Černík and Volfová: War and peace – convivial seminar

Today’s capitalist economy has been intertwined with dependence on fossil energy sources from the outset. The energy infrastructure was created together with the institutions of the nation state, co-shaping the way of production and organization of work on a global scale. Cultural lock-in in the form of a military-industrial complex is evident not only in the interconnection of the method of production and the repressive apparatus, but also in the way of education. Fossil energy infrastructure is built in conflict localities (commodity frontier) through unequal power relations. Similarly, the impacts of climate change create power imbalances, impacting heavily on the socially disadvantaged, who lack the resources to deal with them. According to the Stern report, 2% of global GDP would need to be spent annually to prevent the worst impacts of climate change. At the same time, spending 2% on military spending is a commitment of NATO member states.
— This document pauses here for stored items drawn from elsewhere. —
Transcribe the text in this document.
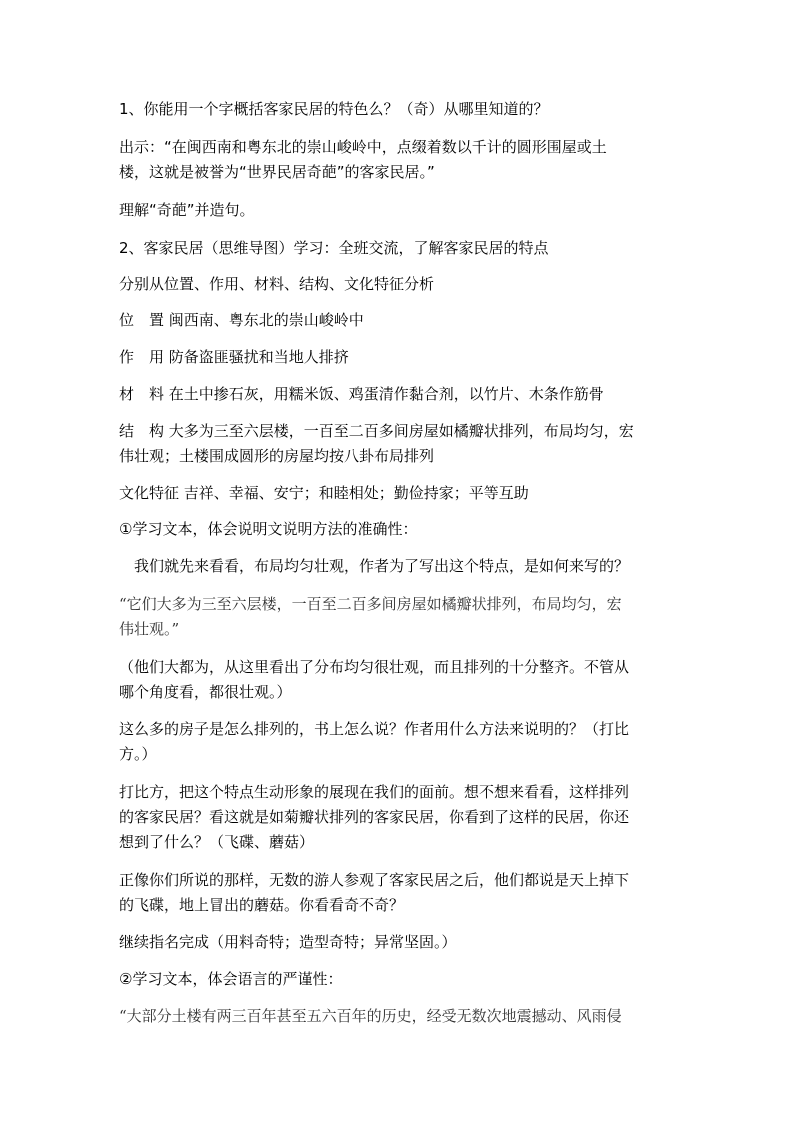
1、你能用一个字概括客家民居的特色么？（奇）从哪里知道的？

出示：“在闽西南和粤东北的崇山峻岭中，点缀着数以千计的圆形围屋或土

楼，这就是被誉为“世界民居奇葩”的客家民居。”

理解“奇葩”并造句。

2、客家民居（思维导图）学习：全班交流，了解客家民居的特点

分别从位置、作用、材料、结构、文化特征分析

位　置 闽西南、粤东北的崇山峻岭中

作　用 防备盗匪骚扰和当地人排挤

材　料 在土中掺石灰，用糯米饭、鸡蛋清作黏合剂，以竹片、木条作筋骨

结　构 大多为三至六层楼，一百至二百多间房屋如橘瓣状排列，布局均匀，宏

伟壮观；土楼围成圆形的房屋均按八卦布局排列

文化特征 吉祥、幸福、安宁；和睦相处；勤俭持家；平等互助

①学习文本，体会说明文说明方法的准确性：

我们就先来看看，布局均匀壮观，作者为了写出这个特点，是如何来写的？

“它们大多为三至六层楼，一百至二百多间房屋如橘瓣状排列，布局均匀，宏

伟壮观。”

（他们大都为，从这里看出了分布均匀很壮观，而且排列的十分整齐。不管从

哪个角度看，都很壮观。）

这么多的房子是怎么排列的，书上怎么说？作者用什么方法来说明的？（打比

方。）

打比方，把这个特点生动形象的展现在我们的面前。想不想来看看，这样排列

的客家民居？看这就是如菊瓣状排列的客家民居，你看到了这样的民居，你还

想到了什么？（飞碟、蘑菇）

正像你们所说的那样，无数的游人参观了客家民居之后，他们都说是天上掉下

的飞碟，地上冒出的蘑菇。你看看奇不奇？

继续指名完成（用料奇特；造型奇特；异常坚固。）

②学习文本，体会语言的严谨性：

“大部分土楼有两三百年甚至五六百年的历史，经受无数次地震撼动、风雨侵
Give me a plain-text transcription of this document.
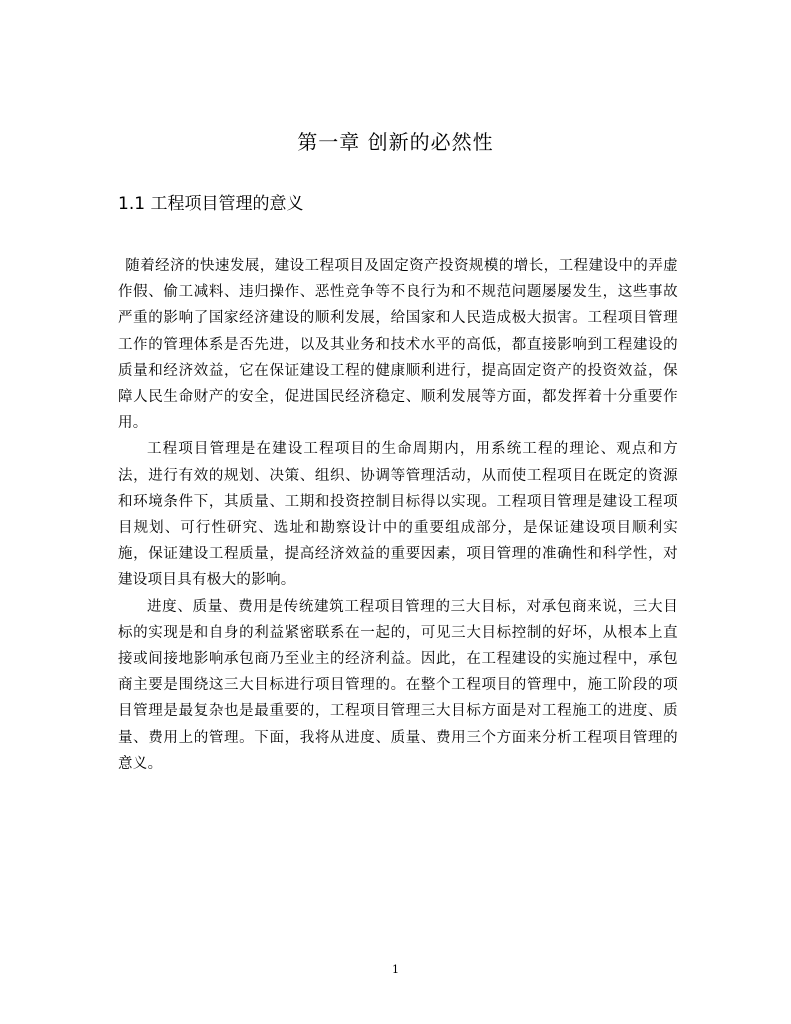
第一章 创新的必然性
1.1 工程项目管理的意义

随着经济的快速发展，建设工程项目及固定资产投资规模的增长，工程建设中的弄虚作假、偷工减料、违归操作、恶性竞争等不良行为和不规范问题屡屡发生，这些事故严重的影响了国家经济建设的顺利发展，给国家和人民造成极大损害。工程项目管理工作的管理体系是否先进，以及其业务和技术水平的高低，都直接影响到工程建设的质量和经济效益，它在保证建设工程的健康顺利进行，提高固定资产的投资效益，保障人民生命财产的安全，促进国民经济稳定、顺利发展等方面，都发挥着十分重要作用。

工程项目管理是在建设工程项目的生命周期内，用系统工程的理论、观点和方法，进行有效的规划、决策、组织、协调等管理活动，从而使工程项目在既定的资源和环境条件下，其质量、工期和投资控制目标得以实现。工程项目管理是建设工程项目规划、可行性研究、选址和勘察设计中的重要组成部分，是保证建设项目顺利实施，保证建设工程质量，提高经济效益的重要因素，项目管理的准确性和科学性，对建设项目具有极大的影响。

进度、质量、费用是传统建筑工程项目管理的三大目标，对承包商来说，三大目标的实现是和自身的利益紧密联系在一起的，可见三大目标控制的好坏，从根本上直接或间接地影响承包商乃至业主的经济利益。因此，在工程建设的实施过程中，承包商主要是围绕这三大目标进行项目管理的。在整个工程项目的管理中，施工阶段的项目管理是最复杂也是最重要的，工程项目管理三大目标方面是对工程施工的进度、质量、费用上的管理。下面，我将从进度、质量、费用三个方面来分析工程项目管理的意义。

1
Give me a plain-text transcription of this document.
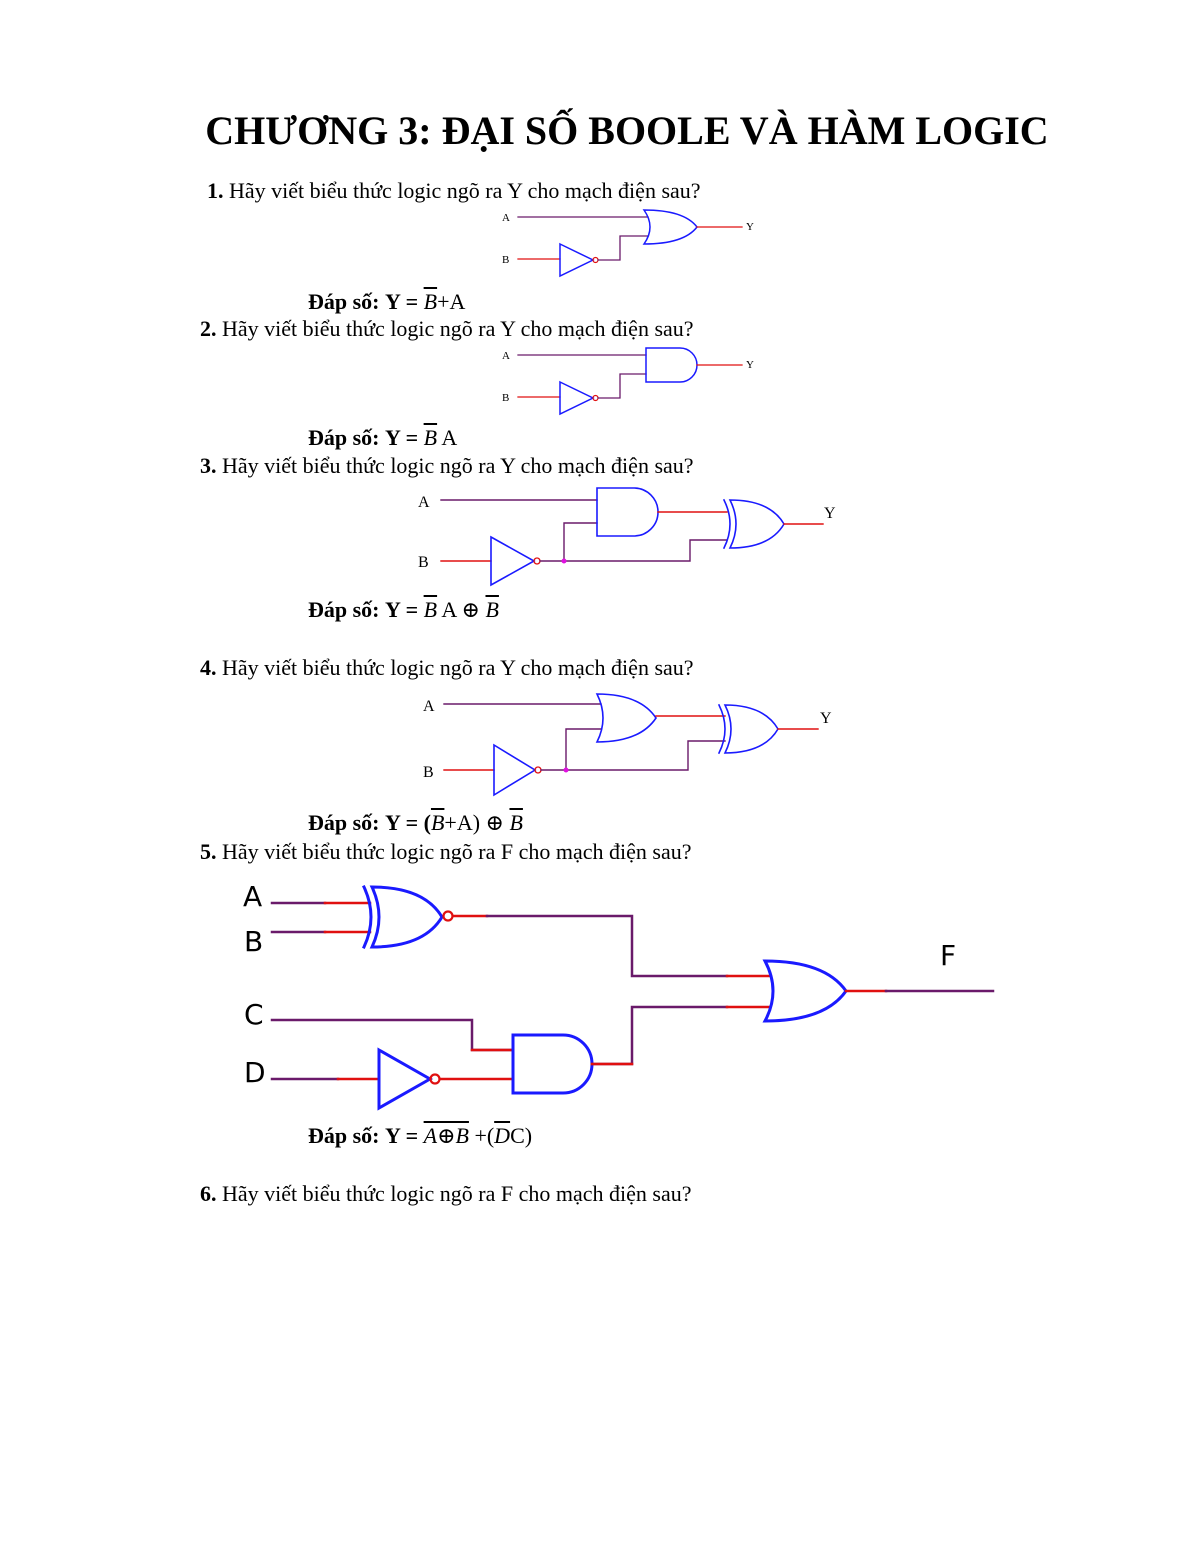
CHƯƠNG 3: ĐẠI SỐ BOOLE VÀ HÀM LOGIC
1. Hãy viết biểu thức logic ngõ ra Y cho mạch điện sau?
Đáp số: $Y = \overline{B}+A$
2. Hãy viết biểu thức logic ngõ ra Y cho mạch điện sau?
Đáp số: $Y = \overline{B}$ A
3. Hãy viết biểu thức logic ngõ ra Y cho mạch điện sau?
Đáp số: $Y = \overline{B}$ A ⊕ $\overline{B}$
4. Hãy viết biểu thức logic ngõ ra Y cho mạch điện sau?
Đáp số: $Y = (\overline{B}+A)$ ⊕ $\overline{B}$
5. Hãy viết biểu thức logic ngõ ra F cho mạch điện sau?
Đáp số: Y = A⊕B $+(\overline{D}C)$
6. Hãy viết biểu thức logic ngõ ra F cho mạch điện sau?
A
B
Y
A
B
Y
A
B
Y
A
B
Y
A
B
C
D
F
Climate disruption is a major security threat today, but it is also an opportunity to develop resilient, fair, emancipatory and sustainable projects, as demonstrated by community and cooperative renewable energy projects. Even renewable energy projects or green infrastructures can accentuate or produce social injustice. In Josefov, where the physical space created by the many years of presence and history of military infrastructure across history, the question arises of how to (re) utilize or reshape specific conditions for climate-friendly forms of community life. In a non-hierarchical, post-practical and convivial seminar (we will cook and eat together) we will develop site-specific socio-technological ideas of climate justice.
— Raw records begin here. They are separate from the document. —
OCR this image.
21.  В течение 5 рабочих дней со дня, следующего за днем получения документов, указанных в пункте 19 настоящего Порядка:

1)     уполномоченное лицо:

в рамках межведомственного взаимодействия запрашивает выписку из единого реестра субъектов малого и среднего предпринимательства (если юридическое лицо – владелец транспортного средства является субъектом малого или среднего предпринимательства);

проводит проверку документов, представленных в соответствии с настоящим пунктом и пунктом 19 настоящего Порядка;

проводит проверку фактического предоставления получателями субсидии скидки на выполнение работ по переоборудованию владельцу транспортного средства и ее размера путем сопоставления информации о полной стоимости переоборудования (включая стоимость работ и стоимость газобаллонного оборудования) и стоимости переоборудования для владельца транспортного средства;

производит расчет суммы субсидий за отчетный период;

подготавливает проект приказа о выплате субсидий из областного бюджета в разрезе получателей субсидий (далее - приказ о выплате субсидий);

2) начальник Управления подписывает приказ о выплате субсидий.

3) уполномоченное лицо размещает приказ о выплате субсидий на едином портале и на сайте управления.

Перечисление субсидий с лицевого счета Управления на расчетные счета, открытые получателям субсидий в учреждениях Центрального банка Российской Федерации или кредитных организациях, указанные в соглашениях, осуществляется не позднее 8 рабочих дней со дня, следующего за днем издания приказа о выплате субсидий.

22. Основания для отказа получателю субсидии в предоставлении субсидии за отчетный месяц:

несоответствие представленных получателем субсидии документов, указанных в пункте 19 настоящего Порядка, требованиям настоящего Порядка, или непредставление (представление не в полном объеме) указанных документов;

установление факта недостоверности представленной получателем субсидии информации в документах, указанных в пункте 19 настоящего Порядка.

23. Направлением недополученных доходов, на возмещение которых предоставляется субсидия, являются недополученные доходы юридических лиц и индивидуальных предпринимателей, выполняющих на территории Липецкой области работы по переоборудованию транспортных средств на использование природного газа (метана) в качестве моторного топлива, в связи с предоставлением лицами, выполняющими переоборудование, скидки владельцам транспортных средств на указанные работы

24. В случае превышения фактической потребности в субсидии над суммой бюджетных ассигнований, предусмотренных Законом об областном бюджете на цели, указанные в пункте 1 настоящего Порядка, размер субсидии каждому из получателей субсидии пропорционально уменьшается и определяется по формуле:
Round table: Academic bodies in action

Manifestos, open letters, protests, strikes and acts of civil disobedience are only few of strategies undertaken by the representants of different social groups in order to resist deepening the climate crisis. Our discussion will be based on chosen examples of Polish and Czech manifestos and protest actions and on our own experiences. We’ll question how universities and cultural institution with its ethics of producing and sharing knowledge, building communities and creating arts should react to the global crisis. We’ll discuss the specifics of each “medium” of the protest with its advantages and restrictions, its potentials and efficacy. We’ll discuss also the ways, how our intellect and our bodies are involved and affected with the climate crisis and protest actions. We’ll talk about vulnerability of human body, about our feelings and fears. The “round table” formula is meant as horizontal space for sharing ideas, experiences and reflections, allowing each of participants to take a floor, regardless to her or his previous experiences with environmental activism. In face of global catastrophe, we’re all beginners.